We have several independent databases that have data and code in common, not in the sense that it is accessed between the databases but in the sense that the data means the same thing in each database, and the code does the same thing.
- Configuration settings (e.g. error codes 50xxx, boilerplate text for company name, etc).
- Procedures and functions that perform common tasks (e.g. converting a CSV string into a table, logging an error, formatting an error message based on the error code).
- Table structures (e.g. table for database version history, table for logging errors). As well as the columns, constraints, and triggers there are also common procedures and functions that read/write the data.
- Look-up tables (e.g. date look-up table containing dates between 2000-2100). These are similar to table structures but quite often the data will be the same across the databases. In the case of the date table, the start and end dates are configuration settings, which are read by a function, then the date data is generated by a procedure.

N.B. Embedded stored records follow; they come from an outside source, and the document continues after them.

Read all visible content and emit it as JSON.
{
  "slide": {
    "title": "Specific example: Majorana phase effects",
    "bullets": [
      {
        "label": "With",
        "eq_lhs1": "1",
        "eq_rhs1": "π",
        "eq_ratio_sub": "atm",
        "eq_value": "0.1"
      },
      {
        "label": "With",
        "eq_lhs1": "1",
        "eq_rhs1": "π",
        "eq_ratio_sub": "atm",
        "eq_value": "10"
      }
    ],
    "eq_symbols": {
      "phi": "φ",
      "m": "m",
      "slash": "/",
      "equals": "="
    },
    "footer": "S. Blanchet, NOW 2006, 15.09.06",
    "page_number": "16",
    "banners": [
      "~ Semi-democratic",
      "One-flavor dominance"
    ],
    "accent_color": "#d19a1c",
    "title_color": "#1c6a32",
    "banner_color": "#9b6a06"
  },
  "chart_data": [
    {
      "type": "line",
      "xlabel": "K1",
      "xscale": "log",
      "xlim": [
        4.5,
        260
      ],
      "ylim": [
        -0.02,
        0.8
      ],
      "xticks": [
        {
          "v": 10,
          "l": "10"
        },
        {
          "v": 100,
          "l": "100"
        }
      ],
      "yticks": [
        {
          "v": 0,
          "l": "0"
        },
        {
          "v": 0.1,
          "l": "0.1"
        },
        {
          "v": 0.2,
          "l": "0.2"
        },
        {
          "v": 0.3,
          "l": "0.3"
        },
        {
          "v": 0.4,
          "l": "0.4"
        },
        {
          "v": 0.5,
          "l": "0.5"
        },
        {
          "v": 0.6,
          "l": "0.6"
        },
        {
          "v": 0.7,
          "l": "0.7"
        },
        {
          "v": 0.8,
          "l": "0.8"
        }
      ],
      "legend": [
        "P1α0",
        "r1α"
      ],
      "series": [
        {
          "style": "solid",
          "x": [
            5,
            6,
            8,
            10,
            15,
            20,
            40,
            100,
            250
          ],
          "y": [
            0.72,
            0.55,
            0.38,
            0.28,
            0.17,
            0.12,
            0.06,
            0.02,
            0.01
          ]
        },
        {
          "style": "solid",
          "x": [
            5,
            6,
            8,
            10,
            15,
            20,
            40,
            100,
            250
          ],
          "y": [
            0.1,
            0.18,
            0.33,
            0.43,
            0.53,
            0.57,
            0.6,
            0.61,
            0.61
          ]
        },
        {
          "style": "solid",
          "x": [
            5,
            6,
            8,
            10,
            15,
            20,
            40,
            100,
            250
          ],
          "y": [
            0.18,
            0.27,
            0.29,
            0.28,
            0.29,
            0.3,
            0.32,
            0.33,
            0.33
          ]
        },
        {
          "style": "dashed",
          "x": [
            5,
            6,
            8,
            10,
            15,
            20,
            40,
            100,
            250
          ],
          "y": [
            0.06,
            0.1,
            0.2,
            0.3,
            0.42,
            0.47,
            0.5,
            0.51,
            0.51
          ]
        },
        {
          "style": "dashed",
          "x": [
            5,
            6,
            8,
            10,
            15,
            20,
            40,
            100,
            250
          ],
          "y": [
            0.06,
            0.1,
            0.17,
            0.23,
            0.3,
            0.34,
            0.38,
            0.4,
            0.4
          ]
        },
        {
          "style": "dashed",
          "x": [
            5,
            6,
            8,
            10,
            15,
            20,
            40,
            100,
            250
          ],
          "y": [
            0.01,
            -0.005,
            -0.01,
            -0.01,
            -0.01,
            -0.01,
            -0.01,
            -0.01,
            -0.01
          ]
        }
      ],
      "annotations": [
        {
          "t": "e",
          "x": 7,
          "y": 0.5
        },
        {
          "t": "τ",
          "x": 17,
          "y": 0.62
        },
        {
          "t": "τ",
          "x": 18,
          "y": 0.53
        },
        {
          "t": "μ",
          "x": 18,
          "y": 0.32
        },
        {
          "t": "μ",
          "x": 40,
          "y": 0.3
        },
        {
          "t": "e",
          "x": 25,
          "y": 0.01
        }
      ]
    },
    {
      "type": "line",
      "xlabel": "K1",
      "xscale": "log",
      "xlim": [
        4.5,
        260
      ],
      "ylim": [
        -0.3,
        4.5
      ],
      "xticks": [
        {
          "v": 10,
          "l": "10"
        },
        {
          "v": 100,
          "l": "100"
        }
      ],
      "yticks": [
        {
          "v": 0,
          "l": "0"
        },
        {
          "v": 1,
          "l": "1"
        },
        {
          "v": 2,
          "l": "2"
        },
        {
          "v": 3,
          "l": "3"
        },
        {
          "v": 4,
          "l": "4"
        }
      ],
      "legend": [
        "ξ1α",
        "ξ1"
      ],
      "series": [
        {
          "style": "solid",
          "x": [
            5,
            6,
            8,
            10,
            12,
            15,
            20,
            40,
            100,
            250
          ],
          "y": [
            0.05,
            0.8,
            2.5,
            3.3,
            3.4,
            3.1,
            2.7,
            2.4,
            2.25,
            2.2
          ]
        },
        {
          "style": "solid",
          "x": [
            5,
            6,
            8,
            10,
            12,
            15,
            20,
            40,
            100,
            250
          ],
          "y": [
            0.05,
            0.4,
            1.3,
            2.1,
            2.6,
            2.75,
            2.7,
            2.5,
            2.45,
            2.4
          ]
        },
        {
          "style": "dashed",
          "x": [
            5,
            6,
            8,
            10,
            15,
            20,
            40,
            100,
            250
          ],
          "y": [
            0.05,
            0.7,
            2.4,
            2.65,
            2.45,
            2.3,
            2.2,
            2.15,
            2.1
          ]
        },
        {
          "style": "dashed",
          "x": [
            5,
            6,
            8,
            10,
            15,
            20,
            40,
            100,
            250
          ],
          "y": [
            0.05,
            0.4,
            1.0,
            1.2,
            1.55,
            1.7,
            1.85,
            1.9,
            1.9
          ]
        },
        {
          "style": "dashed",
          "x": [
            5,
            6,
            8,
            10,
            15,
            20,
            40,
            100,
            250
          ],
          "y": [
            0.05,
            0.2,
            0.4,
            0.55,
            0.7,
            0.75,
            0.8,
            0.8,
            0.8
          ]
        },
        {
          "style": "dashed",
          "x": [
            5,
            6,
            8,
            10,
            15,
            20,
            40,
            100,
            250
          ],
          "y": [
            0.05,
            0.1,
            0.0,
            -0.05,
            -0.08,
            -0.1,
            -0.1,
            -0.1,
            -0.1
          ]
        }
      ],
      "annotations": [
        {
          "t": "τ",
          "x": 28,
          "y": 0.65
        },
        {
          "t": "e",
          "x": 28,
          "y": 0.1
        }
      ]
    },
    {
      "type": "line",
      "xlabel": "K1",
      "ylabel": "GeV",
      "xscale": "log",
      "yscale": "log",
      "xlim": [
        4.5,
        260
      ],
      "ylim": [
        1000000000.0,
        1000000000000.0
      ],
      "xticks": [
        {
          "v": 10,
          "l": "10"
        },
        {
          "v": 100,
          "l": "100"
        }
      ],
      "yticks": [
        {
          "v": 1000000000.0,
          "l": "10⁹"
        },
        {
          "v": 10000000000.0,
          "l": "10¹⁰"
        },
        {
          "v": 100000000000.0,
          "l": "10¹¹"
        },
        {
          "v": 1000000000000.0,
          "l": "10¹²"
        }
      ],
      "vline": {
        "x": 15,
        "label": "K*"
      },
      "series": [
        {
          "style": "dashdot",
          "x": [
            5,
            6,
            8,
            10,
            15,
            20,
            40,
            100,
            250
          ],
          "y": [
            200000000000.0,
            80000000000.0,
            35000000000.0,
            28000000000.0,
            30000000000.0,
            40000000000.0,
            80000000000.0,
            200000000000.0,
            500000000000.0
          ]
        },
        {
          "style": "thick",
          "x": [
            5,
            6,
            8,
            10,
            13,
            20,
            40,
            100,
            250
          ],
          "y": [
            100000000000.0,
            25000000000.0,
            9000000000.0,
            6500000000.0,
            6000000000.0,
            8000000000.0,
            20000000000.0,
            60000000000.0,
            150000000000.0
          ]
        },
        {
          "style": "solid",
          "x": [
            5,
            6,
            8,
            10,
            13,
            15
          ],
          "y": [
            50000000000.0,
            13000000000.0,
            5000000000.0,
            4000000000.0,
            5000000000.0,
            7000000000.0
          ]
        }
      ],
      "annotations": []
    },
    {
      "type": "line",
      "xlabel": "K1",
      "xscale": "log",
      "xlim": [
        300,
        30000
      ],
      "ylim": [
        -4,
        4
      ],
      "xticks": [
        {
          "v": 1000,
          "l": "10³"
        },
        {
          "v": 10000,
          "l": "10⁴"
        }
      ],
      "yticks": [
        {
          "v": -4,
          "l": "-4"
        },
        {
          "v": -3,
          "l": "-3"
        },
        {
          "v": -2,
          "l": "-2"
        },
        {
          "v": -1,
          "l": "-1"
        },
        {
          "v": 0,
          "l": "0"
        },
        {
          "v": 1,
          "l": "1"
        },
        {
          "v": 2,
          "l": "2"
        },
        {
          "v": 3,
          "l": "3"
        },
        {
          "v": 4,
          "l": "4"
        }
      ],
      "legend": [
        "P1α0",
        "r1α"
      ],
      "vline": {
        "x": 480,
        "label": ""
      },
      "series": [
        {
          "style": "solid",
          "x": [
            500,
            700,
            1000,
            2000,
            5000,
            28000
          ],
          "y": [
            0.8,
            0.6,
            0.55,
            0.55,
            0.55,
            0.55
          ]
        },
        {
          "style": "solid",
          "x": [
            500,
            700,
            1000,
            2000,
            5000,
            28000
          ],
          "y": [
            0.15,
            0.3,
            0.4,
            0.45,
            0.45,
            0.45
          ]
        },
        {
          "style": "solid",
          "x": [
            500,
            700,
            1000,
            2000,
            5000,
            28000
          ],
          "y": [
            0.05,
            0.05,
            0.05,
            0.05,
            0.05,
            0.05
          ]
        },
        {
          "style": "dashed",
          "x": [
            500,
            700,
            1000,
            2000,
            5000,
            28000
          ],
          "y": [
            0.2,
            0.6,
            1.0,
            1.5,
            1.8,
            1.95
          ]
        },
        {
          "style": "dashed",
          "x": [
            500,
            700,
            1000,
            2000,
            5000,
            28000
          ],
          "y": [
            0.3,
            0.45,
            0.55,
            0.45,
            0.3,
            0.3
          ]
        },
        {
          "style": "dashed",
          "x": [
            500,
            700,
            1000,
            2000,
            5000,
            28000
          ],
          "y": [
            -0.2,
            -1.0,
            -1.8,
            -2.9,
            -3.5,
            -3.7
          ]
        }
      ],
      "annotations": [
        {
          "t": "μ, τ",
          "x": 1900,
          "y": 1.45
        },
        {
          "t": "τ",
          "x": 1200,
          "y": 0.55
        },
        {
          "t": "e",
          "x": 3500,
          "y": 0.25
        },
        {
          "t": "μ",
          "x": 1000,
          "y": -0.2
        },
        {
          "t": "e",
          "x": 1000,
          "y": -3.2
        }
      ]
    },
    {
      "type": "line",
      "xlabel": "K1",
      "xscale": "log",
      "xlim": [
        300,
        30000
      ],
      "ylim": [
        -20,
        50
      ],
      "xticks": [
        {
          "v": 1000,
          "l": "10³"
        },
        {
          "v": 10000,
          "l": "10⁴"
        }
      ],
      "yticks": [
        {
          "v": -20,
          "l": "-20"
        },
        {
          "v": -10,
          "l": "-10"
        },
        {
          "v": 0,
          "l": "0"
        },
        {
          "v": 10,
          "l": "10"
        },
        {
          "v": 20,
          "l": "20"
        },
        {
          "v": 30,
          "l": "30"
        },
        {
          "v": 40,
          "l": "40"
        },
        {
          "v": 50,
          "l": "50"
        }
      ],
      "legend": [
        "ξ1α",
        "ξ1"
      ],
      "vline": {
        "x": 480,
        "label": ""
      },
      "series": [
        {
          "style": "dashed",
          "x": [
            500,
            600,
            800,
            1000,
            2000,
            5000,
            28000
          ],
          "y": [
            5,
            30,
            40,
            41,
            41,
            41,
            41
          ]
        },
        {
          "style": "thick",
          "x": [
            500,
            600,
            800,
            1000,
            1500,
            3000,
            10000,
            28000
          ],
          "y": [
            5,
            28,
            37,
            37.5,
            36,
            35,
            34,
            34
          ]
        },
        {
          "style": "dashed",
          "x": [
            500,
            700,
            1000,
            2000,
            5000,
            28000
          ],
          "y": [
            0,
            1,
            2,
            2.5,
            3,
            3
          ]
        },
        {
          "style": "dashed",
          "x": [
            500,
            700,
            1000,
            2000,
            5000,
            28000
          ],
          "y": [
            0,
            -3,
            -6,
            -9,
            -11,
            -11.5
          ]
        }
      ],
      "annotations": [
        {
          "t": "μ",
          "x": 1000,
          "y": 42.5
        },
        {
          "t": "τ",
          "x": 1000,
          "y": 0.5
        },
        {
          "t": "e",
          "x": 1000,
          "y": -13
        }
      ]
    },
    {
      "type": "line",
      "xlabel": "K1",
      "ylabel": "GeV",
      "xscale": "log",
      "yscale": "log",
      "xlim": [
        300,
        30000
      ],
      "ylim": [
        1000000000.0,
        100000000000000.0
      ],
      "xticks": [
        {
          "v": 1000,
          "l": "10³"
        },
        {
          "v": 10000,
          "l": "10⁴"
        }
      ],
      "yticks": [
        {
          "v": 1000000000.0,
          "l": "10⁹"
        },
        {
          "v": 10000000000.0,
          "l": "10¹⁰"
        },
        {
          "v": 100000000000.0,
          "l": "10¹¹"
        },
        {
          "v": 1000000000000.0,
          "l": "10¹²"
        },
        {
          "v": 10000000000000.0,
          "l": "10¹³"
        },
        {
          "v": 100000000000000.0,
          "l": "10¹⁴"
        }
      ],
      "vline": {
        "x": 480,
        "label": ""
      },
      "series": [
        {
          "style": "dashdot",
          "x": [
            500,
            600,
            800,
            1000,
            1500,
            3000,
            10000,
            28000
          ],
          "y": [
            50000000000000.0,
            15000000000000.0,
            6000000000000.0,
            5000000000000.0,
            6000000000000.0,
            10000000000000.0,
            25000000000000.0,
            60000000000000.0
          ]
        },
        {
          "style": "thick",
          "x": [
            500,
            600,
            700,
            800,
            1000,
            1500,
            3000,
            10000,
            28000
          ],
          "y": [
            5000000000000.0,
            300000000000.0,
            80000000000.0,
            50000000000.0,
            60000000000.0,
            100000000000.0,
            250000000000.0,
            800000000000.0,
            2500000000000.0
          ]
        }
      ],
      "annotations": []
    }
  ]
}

All these operations are common between the databases.
- User defined types (e.g. types for passing tables to functions).
For maintenance and support reasons I think it makes sense for things like error codes, procedures, functions, and types to have a "single point of truth" across all the databases, not a different truth in each database.
At the moment each database has it's own copy of everything, including source repository, and we maintain them all independently. This is far from ideal because it's too easy to fix a procedure in A and forget to put it in B, or add an error code to A and the same one to B but they mean different things, etc.
The databases are not updated at the same time and they don't necessarily reside on the same hardware. There are cases where they can read data from each other (if the other one exists).
Is there a standard way of having a single point of truth for data/code that is used across more than one database?